Objective: Endometrial cancer is the most common type of gynecologic cancer in the United States. In this study, we propose that inhibition of the AKT pathway sensitizes cells to chemotherapeutic agents by increasing FOXO1 expression.
Methods: Ishikawa and RL95 cells were treated with the AKT inhibitor (API-59CJ-OMe) alone and in combination with carboplatin or paclitaxel. Cells were counted using a hemocytometer and cell cycle analysis done with flow cytometry. Apoptosis was measured with TUNEL and Annexin V/DAPI staining. FOXO1 protein expression and localization was done using immunofluorescent staining of cells. Finally, the adenovirus containing triple mutant FOXO1 was used to overexpress the constitutively active FOXO1 in Ishikawa cells and its effects on cell viability were studied.

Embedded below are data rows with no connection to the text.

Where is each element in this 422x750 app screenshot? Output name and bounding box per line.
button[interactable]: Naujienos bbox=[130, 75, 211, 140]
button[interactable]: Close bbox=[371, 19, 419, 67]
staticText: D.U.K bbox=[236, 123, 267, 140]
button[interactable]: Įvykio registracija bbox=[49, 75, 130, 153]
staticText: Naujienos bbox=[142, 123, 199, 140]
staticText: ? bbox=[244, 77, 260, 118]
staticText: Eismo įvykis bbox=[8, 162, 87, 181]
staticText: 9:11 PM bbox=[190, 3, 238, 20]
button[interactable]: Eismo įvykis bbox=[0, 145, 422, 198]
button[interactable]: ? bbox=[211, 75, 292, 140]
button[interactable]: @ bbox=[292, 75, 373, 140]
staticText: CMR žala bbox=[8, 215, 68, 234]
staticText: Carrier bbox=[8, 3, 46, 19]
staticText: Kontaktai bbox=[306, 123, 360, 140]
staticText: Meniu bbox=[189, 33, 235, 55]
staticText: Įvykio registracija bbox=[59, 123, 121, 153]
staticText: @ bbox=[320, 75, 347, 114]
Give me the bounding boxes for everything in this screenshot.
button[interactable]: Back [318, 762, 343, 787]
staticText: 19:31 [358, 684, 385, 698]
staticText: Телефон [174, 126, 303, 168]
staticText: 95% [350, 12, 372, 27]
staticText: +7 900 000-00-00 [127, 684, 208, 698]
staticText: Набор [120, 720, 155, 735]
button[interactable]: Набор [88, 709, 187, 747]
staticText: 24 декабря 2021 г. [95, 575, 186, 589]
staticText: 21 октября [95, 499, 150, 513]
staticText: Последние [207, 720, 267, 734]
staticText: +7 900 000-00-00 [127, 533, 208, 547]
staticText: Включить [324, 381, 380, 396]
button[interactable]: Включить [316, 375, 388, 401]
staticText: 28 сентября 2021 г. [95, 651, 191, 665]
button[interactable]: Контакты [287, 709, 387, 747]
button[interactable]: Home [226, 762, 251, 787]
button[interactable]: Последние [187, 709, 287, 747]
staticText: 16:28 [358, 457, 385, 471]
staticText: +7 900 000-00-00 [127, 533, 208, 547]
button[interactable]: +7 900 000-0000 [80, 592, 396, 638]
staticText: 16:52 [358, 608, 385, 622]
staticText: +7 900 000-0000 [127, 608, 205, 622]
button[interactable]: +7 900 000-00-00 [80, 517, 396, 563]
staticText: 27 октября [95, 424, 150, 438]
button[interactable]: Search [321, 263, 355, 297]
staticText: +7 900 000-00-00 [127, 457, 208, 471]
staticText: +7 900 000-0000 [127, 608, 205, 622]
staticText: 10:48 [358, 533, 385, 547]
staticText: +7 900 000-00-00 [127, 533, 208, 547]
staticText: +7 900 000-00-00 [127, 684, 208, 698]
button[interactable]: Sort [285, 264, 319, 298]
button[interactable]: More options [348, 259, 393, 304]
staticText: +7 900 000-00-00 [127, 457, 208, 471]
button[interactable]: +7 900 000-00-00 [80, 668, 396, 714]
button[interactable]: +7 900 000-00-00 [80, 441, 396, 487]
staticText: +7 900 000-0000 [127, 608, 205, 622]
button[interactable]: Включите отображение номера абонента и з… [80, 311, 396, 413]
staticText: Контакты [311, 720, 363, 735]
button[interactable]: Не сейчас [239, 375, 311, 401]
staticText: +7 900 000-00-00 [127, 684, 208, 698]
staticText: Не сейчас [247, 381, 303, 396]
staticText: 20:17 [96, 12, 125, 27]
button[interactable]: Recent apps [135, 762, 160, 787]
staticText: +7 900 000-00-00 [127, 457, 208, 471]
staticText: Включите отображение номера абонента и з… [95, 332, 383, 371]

Results: Treatment with 6 microM API-59CJ-OME resulted in preferential cell death in Ishikawa and RL95 cells compared to another endometrial cancer cell line, ECC1 after 48 h of treatment. API-59CJ-OME treatment of Ishikawa cells resulted in cell cycle arrest in the G2/M phase. The addition of API-59CJ-OME to carboplatin resulted in a synergistic increase in cell death by apoptosis compared to the responses to each agent separately. Treatment with API-59CJ-OME, carboplatin, paclitaxel or the combinations for 24 h increased nuclear expression of FOXO1 in Ishikawa cells. Overexpression of FOXO1 caused 37% of the cells to die within 24 h. Addition of carboplatin to the AD-FOXO1 expressing cells further increased cell death to 71%.
Conclusions: Inhibition of AKT signaling potentiates cell death in Ishikawa and RL95 cells when combined with carboplatin through mechanisms involving FOXO1 activation.